Дверь с заднего двора шумно хлопнула, и вошла Эмма с корзиной белья. Едва взглянув на их ошарашенные лица и на счет от врача, она тяжело вздохнула:
– Неужто этих врачей не учат уму-разуму? Уж лучше бы я акушерку вызвала. И ведь стоило мне всего на минутку отлучиться!
Огастес вскочил и рванулся к лестнице, зовя мать. Сандэнс выбросил руку и ухватил его за подол рубашки, проявив куда больше сообразительности, чем ожидал от него Бутч.
– Огастес, твоя мама спит. Прекрати вопить, – сказала Эмма. – Ей нужно хорошенько выспаться, и ты лучше не мешай. После ужина она с радостью послушает, как ты провел день.
Сандэнс усадил Огастеса обратно на стул, с которого тот вскочил:
– Садись, Огастес. Я готов к реваншу. Честно сказать, я думаю, что ты просто трусишка, шулер желторотый! И Ван тоже так считает.
– Я не шулер! – выкрикнул Огастес, попавшись в ловко расставленную ловушку. – Мне просто везет. Как папе!
Бутч дернулся от неожиданности, а Ван весело присвистнул:
– Докажи-ка нам, племяш, что ты и правда везунчик!
– Играем партию. Прямо сейчас, – мрачно объявил Сандэнс. – До ужина еще есть время.
– Но не слишком много, – возразила Эмма. – До ужина пятнадцать минут. Для тебя, Огастес, я приготовила кое-что особенное. Думаю, это вдохновит тебя на новые стихи. А с вами, мистер Солт, я хотела бы поговорить насчет платы. Вы не возражаете? Вы заплатили мне до конца недели. Хотите остаться еще на неделю?

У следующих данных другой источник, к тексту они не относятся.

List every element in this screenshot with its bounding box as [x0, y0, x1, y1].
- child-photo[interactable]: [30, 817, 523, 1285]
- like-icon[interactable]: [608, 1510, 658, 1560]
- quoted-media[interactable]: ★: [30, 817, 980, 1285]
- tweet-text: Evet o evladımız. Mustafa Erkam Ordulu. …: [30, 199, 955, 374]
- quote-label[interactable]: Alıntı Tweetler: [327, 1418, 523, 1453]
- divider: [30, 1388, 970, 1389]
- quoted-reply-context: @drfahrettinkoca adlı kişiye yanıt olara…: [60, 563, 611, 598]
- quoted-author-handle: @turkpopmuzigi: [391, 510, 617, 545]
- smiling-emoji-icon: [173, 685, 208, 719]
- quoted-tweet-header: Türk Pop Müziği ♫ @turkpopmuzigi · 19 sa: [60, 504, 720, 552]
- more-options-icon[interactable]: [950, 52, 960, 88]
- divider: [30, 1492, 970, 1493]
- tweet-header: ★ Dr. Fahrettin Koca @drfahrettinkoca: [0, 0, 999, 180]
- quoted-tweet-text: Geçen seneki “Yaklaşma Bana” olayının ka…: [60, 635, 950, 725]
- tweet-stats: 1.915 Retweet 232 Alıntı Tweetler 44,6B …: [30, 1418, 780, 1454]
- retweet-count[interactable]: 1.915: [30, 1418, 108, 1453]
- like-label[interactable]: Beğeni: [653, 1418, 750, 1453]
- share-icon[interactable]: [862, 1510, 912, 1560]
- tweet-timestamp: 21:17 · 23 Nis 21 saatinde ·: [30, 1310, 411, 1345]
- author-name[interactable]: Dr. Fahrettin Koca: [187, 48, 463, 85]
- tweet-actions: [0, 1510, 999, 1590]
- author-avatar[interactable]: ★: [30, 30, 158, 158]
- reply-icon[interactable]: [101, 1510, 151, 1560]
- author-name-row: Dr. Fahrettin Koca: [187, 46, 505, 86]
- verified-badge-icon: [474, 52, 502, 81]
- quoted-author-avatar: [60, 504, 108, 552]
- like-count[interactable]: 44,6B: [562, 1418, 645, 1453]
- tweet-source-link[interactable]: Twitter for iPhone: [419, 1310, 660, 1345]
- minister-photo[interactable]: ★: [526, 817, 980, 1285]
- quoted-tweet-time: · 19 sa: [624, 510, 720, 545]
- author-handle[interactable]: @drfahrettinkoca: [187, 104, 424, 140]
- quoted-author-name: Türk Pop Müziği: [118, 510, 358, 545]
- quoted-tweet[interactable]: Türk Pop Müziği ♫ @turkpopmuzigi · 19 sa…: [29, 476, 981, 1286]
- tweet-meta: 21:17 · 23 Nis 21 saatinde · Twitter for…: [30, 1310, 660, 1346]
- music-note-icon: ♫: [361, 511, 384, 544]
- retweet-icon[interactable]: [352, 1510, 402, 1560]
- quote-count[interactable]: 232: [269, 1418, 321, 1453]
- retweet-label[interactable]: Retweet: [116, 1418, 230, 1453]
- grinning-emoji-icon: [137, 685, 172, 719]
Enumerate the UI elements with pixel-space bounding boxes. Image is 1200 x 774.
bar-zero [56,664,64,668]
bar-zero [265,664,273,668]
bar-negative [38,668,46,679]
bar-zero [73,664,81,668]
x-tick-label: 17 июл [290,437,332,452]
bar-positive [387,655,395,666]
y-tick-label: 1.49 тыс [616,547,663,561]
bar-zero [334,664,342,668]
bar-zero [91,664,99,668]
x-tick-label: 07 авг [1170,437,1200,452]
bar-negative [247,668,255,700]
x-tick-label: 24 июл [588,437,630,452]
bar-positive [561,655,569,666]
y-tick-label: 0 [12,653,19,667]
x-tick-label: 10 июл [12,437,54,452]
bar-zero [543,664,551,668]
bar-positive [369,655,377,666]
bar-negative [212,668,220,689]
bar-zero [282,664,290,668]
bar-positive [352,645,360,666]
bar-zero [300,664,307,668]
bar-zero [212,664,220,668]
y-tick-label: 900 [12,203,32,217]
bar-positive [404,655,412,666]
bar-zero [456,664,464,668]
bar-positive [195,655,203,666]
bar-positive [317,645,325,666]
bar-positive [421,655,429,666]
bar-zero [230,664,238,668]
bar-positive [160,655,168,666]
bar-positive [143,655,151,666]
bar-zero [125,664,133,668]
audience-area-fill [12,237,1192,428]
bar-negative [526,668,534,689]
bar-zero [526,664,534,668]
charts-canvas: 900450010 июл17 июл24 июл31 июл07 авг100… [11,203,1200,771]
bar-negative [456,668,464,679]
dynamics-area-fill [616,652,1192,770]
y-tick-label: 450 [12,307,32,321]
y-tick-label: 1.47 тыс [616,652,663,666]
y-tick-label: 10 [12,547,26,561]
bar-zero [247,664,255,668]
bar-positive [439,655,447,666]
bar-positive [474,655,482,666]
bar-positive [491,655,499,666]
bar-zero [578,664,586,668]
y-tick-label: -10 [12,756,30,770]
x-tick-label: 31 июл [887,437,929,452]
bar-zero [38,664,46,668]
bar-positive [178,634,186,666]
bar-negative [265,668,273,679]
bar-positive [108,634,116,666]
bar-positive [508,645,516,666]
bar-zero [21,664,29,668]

С этими словами Эмма вышла из комнаты и на ходу подмигнула Бутчу. Он последовал за ней, оставив Огастеса в сомнительном обществе двух бандитов, уже перемешивавших колоду карт.
В прихожей Эмма повернулась к нему, взяла у него счет от врача, проглядела и объявила, что в нем все верно.
– Доктор Ласо не слишком обрадовался вызову, но я рада, что он сегодня был здесь. Он меня успокоил, к тому же, хотите верьте, хотите нет, манеры у него самые обходительные.
– Миссис Харви, Джейн в порядке? – спросил Бутч.
– Когда я этим утром зашла проведать вашу жену, она оттирала кровь с пола в ванной. Еще она собиралась замочить в холодной воде свою ночную рубашку и простыни. Правда, их вряд ли получится отстирать. Мне сразу показалось, что что-то не так. Я отправила к ней доктора, и он немедленно ее осмотрел. Это было еще утром. И все же, как только вы вернулись, он поспешил к вам со счетом! – И она покачала головой.
– Миссис Харви, – нетерпеливо перебил ее Бутч. Тревога брала верх над его обычным терпением.
– С ней все в порядке, мистер Солт. Она весь день отдыхала. Она не слишком-то обрадовалась, что я прислала врача, но я должна была убедиться, что она не истечет кровью у меня в доме.
– У нее был выкидыш? – Слова, вырывавшиеся у него изо рта, звучали как-то неправильно, словно он пробрался туда, куда ему нельзя было заходить.